Irmãos: Se ao menos soubésseis da graça que Deus me concedeu para realizar o seu plano a vosso respeito, e como, por revelação, tive conhecimento do mistério. Este mistério, Deus não o fez conhecer aos homens das gerações passadas mas acaba de o revelar agora, pelo Espírito, aos seus santos apóstolos e profetas: os pagãos são admitidos à mesma herança, são membros do corpo, são associados à mesma promessa em Jesus Cristo, por meio do Evangelho. - Palavra do Senhor.

Comentário: A carta aos Efésios é um texto que Paulo, ou um discípulo seu, escreveu para diversas comunidades das regiões próximas a Éfeso. As cópias desse texto deviam ser lidas pelos grupos cristãos das cidades vizinhas.

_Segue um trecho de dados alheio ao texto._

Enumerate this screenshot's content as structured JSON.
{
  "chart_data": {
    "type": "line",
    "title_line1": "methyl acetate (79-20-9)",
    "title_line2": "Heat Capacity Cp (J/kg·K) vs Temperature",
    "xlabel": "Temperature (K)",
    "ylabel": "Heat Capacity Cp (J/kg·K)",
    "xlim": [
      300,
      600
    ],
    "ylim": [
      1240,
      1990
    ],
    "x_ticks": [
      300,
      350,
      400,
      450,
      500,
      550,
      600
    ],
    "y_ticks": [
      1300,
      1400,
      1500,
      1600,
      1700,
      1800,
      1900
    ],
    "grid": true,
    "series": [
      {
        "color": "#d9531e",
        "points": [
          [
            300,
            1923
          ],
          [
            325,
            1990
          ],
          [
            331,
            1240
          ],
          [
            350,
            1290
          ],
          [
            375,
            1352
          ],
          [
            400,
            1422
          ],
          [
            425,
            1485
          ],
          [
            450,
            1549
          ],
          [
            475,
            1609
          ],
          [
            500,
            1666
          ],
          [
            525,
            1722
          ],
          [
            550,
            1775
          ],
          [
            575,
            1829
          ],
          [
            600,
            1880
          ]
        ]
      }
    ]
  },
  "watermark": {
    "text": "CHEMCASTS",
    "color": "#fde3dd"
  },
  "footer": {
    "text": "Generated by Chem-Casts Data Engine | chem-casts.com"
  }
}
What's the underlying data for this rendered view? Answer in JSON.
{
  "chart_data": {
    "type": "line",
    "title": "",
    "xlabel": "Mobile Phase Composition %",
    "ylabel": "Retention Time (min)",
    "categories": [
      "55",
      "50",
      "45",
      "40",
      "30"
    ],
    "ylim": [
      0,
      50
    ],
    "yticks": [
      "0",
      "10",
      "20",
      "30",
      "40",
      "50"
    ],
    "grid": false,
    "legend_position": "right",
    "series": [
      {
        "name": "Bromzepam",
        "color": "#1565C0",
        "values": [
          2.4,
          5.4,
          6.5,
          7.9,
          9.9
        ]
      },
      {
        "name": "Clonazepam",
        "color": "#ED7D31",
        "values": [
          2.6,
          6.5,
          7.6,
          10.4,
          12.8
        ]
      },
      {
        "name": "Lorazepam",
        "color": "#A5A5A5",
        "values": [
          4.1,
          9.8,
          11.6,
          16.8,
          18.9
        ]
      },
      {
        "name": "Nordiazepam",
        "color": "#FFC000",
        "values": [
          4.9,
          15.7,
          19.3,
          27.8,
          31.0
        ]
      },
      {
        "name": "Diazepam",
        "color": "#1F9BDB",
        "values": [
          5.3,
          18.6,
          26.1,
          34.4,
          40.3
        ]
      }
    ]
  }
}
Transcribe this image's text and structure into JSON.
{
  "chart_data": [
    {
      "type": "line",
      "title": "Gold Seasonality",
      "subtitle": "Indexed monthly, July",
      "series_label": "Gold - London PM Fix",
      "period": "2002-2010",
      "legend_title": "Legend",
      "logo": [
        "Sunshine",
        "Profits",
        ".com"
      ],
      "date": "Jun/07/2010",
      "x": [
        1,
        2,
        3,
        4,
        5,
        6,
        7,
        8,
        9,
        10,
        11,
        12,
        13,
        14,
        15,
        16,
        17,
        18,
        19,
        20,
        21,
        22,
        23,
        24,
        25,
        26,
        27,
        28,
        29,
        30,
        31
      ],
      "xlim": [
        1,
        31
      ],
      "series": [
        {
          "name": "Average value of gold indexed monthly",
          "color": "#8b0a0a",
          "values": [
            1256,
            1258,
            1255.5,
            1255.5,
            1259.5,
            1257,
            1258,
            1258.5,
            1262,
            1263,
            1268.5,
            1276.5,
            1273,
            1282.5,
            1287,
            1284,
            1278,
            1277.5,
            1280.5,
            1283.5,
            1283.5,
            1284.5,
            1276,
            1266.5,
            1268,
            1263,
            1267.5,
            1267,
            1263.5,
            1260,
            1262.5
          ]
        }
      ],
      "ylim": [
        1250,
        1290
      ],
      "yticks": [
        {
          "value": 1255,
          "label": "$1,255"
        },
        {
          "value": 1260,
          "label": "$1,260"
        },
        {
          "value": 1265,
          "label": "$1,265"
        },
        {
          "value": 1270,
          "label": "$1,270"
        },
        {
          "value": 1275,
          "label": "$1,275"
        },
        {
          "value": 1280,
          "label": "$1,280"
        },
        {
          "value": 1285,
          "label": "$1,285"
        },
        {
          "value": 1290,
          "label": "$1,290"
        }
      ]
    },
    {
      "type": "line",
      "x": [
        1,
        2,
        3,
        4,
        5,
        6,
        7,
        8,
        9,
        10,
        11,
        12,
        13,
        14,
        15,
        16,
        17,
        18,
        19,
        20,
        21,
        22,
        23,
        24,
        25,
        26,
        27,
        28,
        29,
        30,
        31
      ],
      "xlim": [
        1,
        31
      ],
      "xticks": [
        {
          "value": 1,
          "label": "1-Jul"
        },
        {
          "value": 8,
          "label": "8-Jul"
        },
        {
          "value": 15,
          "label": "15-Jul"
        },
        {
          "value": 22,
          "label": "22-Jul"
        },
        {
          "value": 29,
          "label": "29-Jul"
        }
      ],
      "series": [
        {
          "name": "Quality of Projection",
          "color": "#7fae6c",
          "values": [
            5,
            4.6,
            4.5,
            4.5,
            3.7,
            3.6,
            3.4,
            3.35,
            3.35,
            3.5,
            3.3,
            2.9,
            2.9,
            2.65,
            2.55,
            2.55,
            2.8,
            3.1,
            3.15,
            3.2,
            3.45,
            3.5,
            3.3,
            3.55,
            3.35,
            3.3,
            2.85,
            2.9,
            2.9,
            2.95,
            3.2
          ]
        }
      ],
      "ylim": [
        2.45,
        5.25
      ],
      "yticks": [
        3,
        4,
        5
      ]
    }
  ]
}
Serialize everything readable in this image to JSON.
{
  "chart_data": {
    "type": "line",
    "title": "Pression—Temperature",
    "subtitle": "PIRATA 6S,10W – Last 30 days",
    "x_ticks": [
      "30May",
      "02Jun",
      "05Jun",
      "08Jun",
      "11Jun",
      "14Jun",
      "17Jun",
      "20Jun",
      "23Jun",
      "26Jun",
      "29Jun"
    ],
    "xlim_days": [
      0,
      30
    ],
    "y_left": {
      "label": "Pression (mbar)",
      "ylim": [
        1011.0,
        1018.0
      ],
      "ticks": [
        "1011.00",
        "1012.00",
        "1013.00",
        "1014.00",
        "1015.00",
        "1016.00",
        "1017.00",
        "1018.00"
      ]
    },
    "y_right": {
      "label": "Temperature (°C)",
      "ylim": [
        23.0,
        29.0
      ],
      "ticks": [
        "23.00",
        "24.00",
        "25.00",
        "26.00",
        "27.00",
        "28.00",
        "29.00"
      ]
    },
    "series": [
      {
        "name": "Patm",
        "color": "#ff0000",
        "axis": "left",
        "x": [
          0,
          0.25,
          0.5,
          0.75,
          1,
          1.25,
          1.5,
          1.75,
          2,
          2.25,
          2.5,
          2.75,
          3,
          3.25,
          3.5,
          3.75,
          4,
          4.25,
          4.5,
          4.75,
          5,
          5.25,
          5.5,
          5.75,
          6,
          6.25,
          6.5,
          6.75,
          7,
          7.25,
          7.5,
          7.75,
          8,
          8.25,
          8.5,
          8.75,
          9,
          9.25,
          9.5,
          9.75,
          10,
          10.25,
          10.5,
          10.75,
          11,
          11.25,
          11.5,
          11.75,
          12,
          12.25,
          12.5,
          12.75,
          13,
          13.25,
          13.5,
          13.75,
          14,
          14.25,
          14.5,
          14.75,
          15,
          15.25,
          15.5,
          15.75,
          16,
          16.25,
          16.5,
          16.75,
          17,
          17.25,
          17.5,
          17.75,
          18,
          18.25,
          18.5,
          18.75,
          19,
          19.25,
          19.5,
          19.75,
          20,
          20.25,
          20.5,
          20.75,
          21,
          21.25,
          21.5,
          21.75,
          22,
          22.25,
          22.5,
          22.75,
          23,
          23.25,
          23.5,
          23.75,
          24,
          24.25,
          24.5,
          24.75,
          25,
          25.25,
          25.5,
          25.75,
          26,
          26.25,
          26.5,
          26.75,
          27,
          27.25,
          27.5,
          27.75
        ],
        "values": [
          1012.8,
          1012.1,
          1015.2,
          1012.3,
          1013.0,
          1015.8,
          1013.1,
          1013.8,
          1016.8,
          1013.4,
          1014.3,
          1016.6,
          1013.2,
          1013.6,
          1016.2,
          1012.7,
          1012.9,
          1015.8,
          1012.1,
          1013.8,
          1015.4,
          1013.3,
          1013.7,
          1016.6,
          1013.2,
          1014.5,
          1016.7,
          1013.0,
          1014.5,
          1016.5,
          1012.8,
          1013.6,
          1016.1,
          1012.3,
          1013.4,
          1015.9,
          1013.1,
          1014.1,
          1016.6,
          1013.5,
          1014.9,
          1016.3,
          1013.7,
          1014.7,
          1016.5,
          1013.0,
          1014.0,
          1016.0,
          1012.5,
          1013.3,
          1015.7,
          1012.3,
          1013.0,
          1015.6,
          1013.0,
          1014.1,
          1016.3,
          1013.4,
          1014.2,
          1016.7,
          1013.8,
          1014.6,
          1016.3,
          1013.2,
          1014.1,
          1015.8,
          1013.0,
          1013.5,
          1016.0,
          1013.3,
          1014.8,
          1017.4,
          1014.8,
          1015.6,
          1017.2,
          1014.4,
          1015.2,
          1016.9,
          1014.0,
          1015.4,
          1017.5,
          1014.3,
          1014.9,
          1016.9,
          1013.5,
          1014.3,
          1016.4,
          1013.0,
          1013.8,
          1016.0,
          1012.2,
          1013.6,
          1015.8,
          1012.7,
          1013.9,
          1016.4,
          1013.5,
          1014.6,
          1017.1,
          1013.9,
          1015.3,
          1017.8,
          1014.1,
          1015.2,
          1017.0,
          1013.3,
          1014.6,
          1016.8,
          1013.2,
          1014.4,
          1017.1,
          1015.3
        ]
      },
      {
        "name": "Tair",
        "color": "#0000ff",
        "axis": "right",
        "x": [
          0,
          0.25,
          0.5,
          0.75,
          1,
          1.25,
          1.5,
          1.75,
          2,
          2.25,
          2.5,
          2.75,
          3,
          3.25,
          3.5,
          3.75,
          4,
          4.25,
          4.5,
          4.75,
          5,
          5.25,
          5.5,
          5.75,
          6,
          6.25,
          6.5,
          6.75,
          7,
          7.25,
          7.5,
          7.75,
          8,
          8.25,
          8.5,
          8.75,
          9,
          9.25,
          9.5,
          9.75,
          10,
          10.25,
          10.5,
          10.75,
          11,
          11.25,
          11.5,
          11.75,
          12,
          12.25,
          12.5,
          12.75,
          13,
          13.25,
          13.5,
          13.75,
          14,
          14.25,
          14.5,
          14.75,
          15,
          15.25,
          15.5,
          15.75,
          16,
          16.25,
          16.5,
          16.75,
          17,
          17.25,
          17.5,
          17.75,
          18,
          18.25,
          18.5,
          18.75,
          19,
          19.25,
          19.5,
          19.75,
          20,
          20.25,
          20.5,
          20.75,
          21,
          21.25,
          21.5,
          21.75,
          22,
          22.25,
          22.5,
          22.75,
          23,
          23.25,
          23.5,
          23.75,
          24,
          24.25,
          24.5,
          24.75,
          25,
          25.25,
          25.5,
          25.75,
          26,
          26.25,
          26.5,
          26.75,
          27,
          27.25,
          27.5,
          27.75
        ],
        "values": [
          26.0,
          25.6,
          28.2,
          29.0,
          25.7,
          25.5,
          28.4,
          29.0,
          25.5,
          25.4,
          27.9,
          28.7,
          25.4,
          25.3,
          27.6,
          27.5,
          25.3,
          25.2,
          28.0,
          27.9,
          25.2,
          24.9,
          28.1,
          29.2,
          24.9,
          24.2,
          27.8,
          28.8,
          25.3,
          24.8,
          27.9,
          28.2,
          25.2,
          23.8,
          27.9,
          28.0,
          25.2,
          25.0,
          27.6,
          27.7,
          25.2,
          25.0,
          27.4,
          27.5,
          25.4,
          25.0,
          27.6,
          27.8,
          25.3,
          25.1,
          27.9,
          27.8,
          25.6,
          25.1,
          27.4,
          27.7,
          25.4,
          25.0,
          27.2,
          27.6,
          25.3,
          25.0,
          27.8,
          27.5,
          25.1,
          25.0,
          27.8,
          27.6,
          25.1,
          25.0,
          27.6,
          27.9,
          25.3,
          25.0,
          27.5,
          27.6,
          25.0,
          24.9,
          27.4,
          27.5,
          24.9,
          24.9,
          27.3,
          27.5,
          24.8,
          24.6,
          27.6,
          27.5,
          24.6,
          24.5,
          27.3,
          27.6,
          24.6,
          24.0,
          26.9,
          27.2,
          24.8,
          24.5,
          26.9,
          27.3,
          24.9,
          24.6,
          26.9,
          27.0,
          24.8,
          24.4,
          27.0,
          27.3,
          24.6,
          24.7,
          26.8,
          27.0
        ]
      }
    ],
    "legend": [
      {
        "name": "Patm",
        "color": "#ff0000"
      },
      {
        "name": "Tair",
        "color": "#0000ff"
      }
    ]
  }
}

Paulo não conheceu esses grupos. Ele só esteve em Éfeso, centro urbano importante daquela época (cf. At 19-20), onde fundou uma comunidade cristã. A estratégia pastoral de Paulo era atingir os grandes centros urbanos, fundar aí comunidades, deixando-lhes a responsabilidade de passar adiante a mensagem às comunidades da região. É a essas comunidades que ele escreve, a partir da prisão, tentando sintetizar para elas o projeto de Deus e o esforço que ele fez para dar continuidade a esse projeto.

Paulo não utiliza a palavra projeto de Deus. Prefere falar de mistério. Mas esse termo nada tem a ver com algo obscuro ou incompreensível. Pelo contrário, mistério corresponde à revelação do plano divino. Esse mistério se realizou através da prática e da pregação de Jesus, condensadas naquilo que Paulo chama de Evangelho. Pois bem, mediante esse Evangelho, todos são chamados à vida e à liberdade trazidas por Jesus. É disso que Paulo se torna anunciador e missionário, dedicando toda a vida à evangelização dos pagãos. Estes, pela adesão a Jesus, não são mais estrangeiros, mas concidadãos dos santos (os cristãos) e membros da família de Deus (2,19).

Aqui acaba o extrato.